As he launched the American Pianists Association's 2009 Classical Fellowship Awards on Sunday at the Indianapolis Museum of Art, Michael Kirkendoll played contemporary works that could be the hardest sell of any program the five finalists will play during the Premiere Series kicking off the contest. As with all of the Premiere Series concerts' finalists, who will perform through February, Kirkendoll's program included a recital and a concerto with the Indianapolis Chamber Orchestra. Past participants in the triennial Classical Fellowship Awards have featured modern pieces, but the 29-year-old Kansas resident's program pushed the envelope especially with his two largest pieces, Jerome Kitzke's "Sunflower Sutra" and Alfred Schnittke's Concerto for Piano and Strings. Kirkendoll closed his recital with "Sunflower Sutra," an edgy, theatrical piece for an amplified, speaking pianist. It's a weird, disjointed work based on a rambling Allen Ginsberg text purporting to be a chat with his friend, Jack Kerouac, in a railroad yard. Kirkendoll's performance was compelling, despite persistent, distracting microphone problems. 

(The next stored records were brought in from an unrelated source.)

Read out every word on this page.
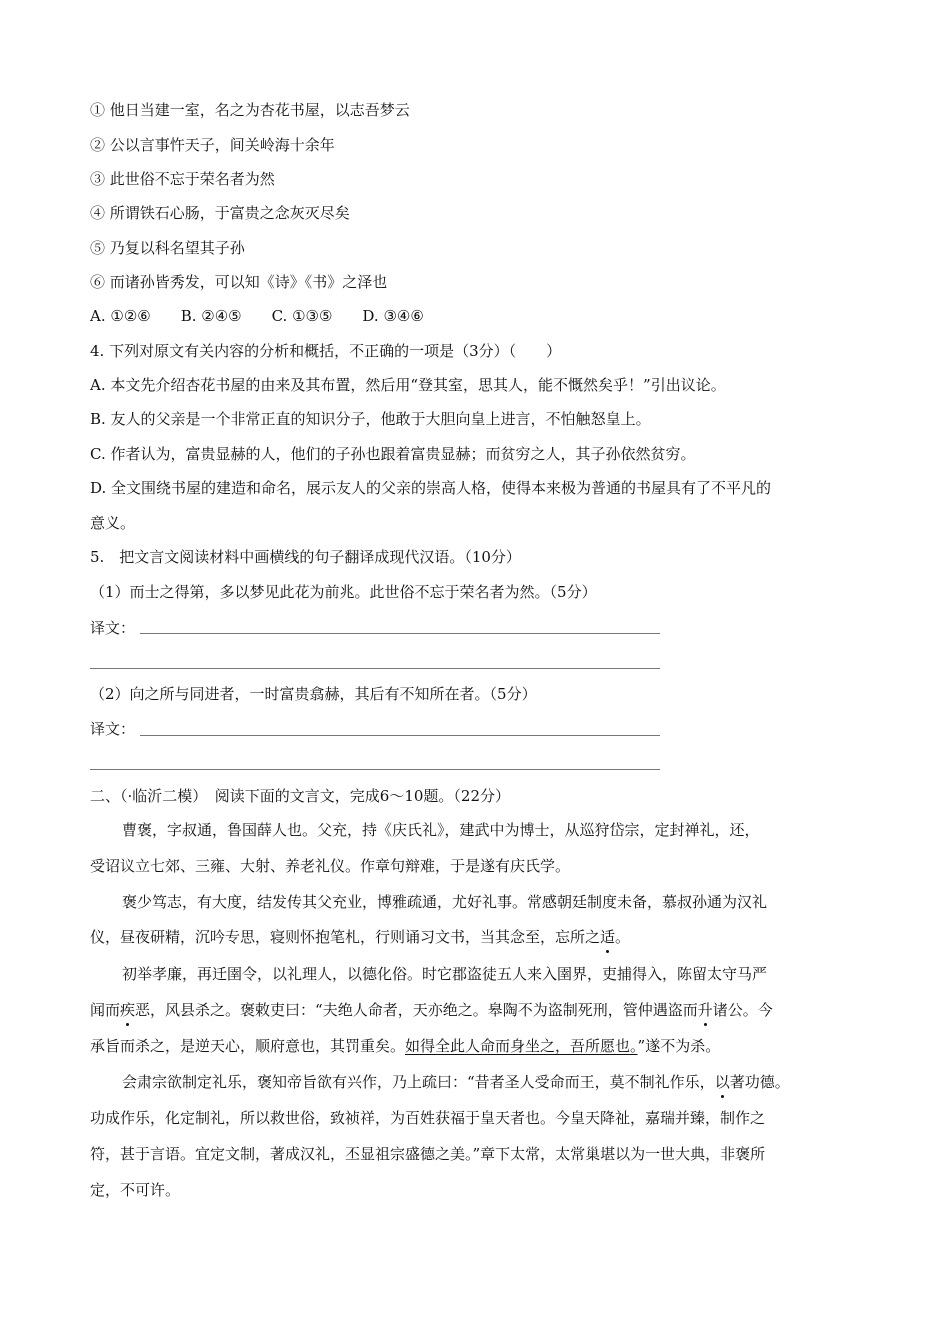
① 他日当建一室，名之为杏花书屋，以志吾梦云
② 公以言事忤天子，间关岭海十余年
③ 此世俗不忘于荣名者为然
④ 所谓铁石心肠，于富贵之念灰灭尽矣
⑤ 乃复以科名望其子孙
⑥ 而诸孙皆秀发，可以知《诗》《书》之泽也
A. ①②⑥　　B. ②④⑤　　C. ①③⑤　　D. ③④⑥
4. 下列对原文有关内容的分析和概括，不正确的一项是（3分）（　　）
A. 本文先介绍杏花书屋的由来及其布置，然后用“登其室，思其人，能不慨然矣乎！”引出议论。
B. 友人的父亲是一个非常正直的知识分子，他敢于大胆向皇上进言，不怕触怒皇上。
C. 作者认为，富贵显赫的人，他们的子孙也跟着富贵显赫；而贫穷之人，其子孙依然贫穷。
D. 全文围绕书屋的建造和命名，展示友人的父亲的崇高人格，使得本来极为普通的书屋具有了不平凡的
意义。
5.　把文言文阅读材料中画横线的句子翻译成现代汉语。（10分）
（1）而士之得第，多以梦见此花为前兆。此世俗不忘于荣名者为然。（5分）
译文：
（2）向之所与同进者，一时富贵翕赫，其后有不知所在者。（5分）
译文：
二、（·临沂二模）　阅读下面的文言文，完成6～10题。（22分）
曹褒，字叔通，鲁国薛人也。父充，持《庆氏礼》，建武中为博士，从巡狩岱宗，定封禅礼，还，
受诏议立七郊、三雍、大射、养老礼仪。作章句辩难，于是遂有庆氏学。
褒少笃志，有大度，结发传其父充业，博雅疏通，尤好礼事。常感朝廷制度未备，慕叔孙通为汉礼
仪，昼夜研精，沉吟专思，寝则怀抱笔札，行则诵习文书，当其念至，忘所之适。
初举孝廉，再迁圉令，以礼理人，以德化俗。时它郡盗徒五人来入圉界，吏捕得入，陈留太守马严
闻而疾恶，风县杀之。褒敕吏曰：“夫绝人命者，天亦绝之。皋陶不为盗制死刑，管仲遇盗而升诸公。今
承旨而杀之，是逆天心，顺府意也，其罚重矣。如得全此人命而身坐之，吾所愿也。”遂不为杀。
会肃宗欲制定礼乐，褒知帝旨欲有兴作，乃上疏曰：“昔者圣人受命而王，莫不制礼作乐，以著功德。
功成作乐，化定制礼，所以救世俗，致祯祥，为百姓获福于皇天者也。今皇天降祉，嘉瑞并臻，制作之
符，甚于言语。宜定文制，著成汉礼，丕显祖宗盛德之美。”章下太常，太常巢堪以为一世大典，非褒所
定，不可许。
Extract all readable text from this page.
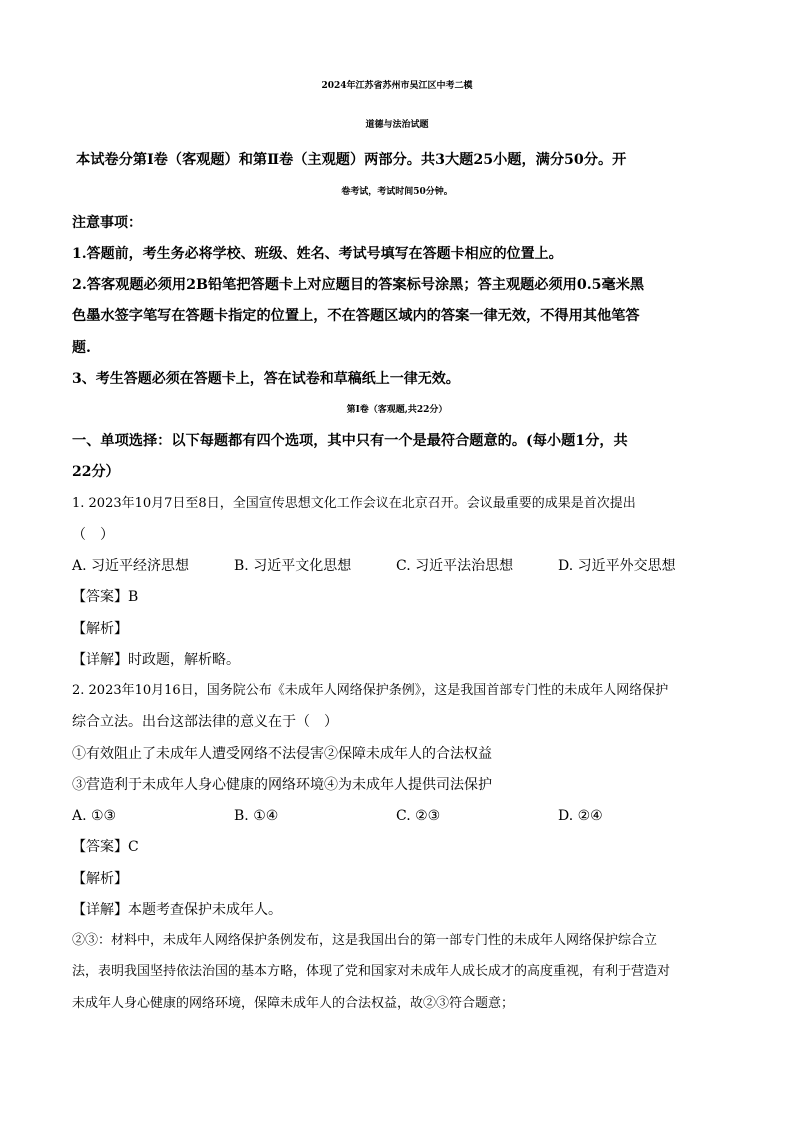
2024年江苏省苏州市吴江区中考二模
道德与法治试题
本试卷分第Ⅰ卷（客观题）和第Ⅱ卷（主观题）两部分。共3大题25小题，满分50分。开
卷考试，考试时间50分钟。
注意事项：
1.答题前，考生务必将学校、班级、姓名、考试号填写在答题卡相应的位置上。
2.答客观题必须用2B铅笔把答题卡上对应题目的答案标号涂黑；答主观题必须用0.5毫米黑
色墨水签字笔写在答题卡指定的位置上，不在答题区域内的答案一律无效，不得用其他笔答
题.
3、考生答题必须在答题卡上，答在试卷和草稿纸上一律无效。
第Ⅰ卷（客观题,共22分）
一、单项选择：以下每题都有四个选项，其中只有一个是最符合题意的。(每小题1分，共
22分）
1. 2023年10月7日至8日，全国宣传思想文化工作会议在北京召开。会议最重要的成果是首次提出
（　）
A. 习近平经济思想	B. 习近平文化思想	C. 习近平法治思想	D. 习近平外交思想
【答案】B
【解析】
【详解】时政题，解析略。
2. 2023年10月16日，国务院公布《未成年人网络保护条例》，这是我国首部专门性的未成年人网络保护
综合立法。出台这部法律的意义在于（　）
①有效阻止了未成年人遭受网络不法侵害②保障未成年人的合法权益
③营造利于未成年人身心健康的网络环境④为未成年人提供司法保护
A. ①③	B. ①④	C. ②③	D. ②④
【答案】C
【解析】
【详解】本题考查保护未成年人。
②③：材料中，未成年人网络保护条例发布，这是我国出台的第一部专门性的未成年人网络保护综合立
法，表明我国坚持依法治国的基本方略，体现了党和国家对未成年人成长成才的高度重视，有利于营造对
未成年人身心健康的网络环境，保障未成年人的合法权益，故②③符合题意；
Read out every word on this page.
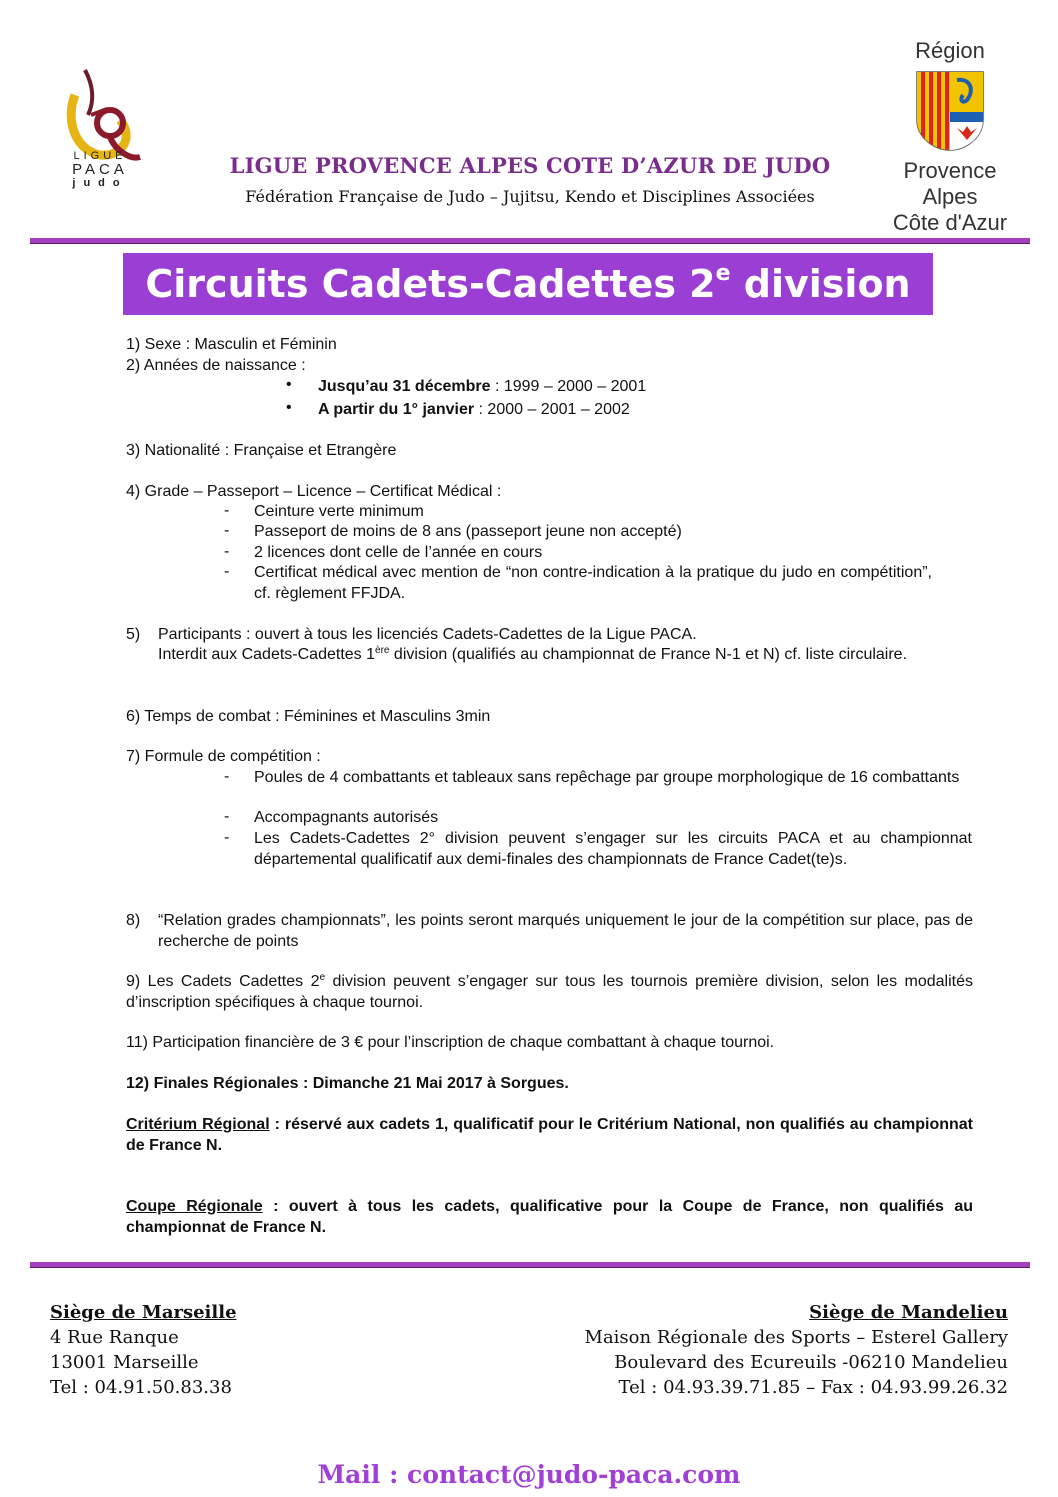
LIGUE
PACA
judo
LIGUE PROVENCE ALPES COTE D’AZUR DE JUDO
Fédération Française de Judo – Jujitsu, Kendo et Disciplines Associées
Région
Provence
Alpes
Côte d'Azur
Circuits Cadets-Cadettes 2e division
1) Sexe : Masculin et Féminin
2) Années de naissance :
• Jusqu’au 31 décembre : 1999 – 2000 – 2001
• A partir du 1° janvier : 2000 – 2001 – 2002
3) Nationalité : Française et Etrangère
4) Grade – Passeport – Licence – Certificat Médical :
- Ceinture verte minimum
- Passeport de moins de 8 ans (passeport jeune non accepté)
- 2 licences dont celle de l’année en cours
- Certificat médical avec mention de “non contre-indication à la pratique du judo en compétition”, cf. règlement FFJDA.
5) Participants : ouvert à tous les licenciés Cadets-Cadettes de la Ligue PACA.
Interdit aux Cadets-Cadettes 1ère division (qualifiés au championnat de France N-1 et N) cf. liste circulaire.
6) Temps de combat : Féminines et Masculins 3min
7) Formule de compétition :
- Poules de 4 combattants et tableaux sans repêchage par groupe morphologique de 16 combattants
- Accompagnants autorisés
- Les Cadets-Cadettes 2° division peuvent s’engager sur les circuits PACA et au championnat départemental qualificatif aux demi-finales des championnats de France Cadet(te)s.
8) “Relation grades championnats”, les points seront marqués uniquement le jour de la compétition sur place, pas de recherche de points
9) Les Cadets Cadettes 2e division peuvent s’engager sur tous les tournois première division, selon les modalités d’inscription spécifiques à chaque tournoi.
11) Participation financière de 3 € pour l’inscription de chaque combattant à chaque tournoi.
12) Finales Régionales : Dimanche 21 Mai 2017 à Sorgues.
Critérium Régional : réservé aux cadets 1, qualificatif pour le Critérium National, non qualifiés au championnat de France N.
Coupe Régionale : ouvert à tous les cadets, qualificative pour la Coupe de France, non qualifiés au championnat de France N.
Siège de Marseille
4 Rue Ranque
13001 Marseille
Tel : 04.91.50.83.38
Siège de Mandelieu
Maison Régionale des Sports – Esterel Gallery
Boulevard des Ecureuils -06210 Mandelieu
Tel : 04.93.39.71.85 – Fax : 04.93.99.26.32
Mail : contact@judo-paca.com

With the Indianapolis orchestra, Kirkendoll gave a commanding performance of the Concerto for Piano and Strings from 1979. It is a challenging listen, even if it is deemed one of the finest works by the Russian composer influenced by German modernists. The often-dissonant concerto is laced with conflict that has been described as a battle between romanticism and dissonance.


The first four pieces of the recital showed Kirkendoll at moreaccessible moments. He began with a captivating take on David Rakowski's Etude No. 52, "Moody's Blues," a rousing, rhythmically driven, rock-and-roll study inspired by Jerry Lee Lewis. Kirkendoll followed with a gorgeous, contemplative rendering of Olivier Messiaen's "First Communion of the Virgin," riddled with bird twitters. Frederic Rzewski's "Winnsboro Cotton Mill Blues" from "Four North American Ballads" pitted big, percussive, industrial-sounding phrases against a free blues section. "The Alcotts," a slow movement from Charles Ives' Piano Sonata No. 2, was pretty and controlled, a portrait of domestic tranquillity in Louisa May Alcott's family home.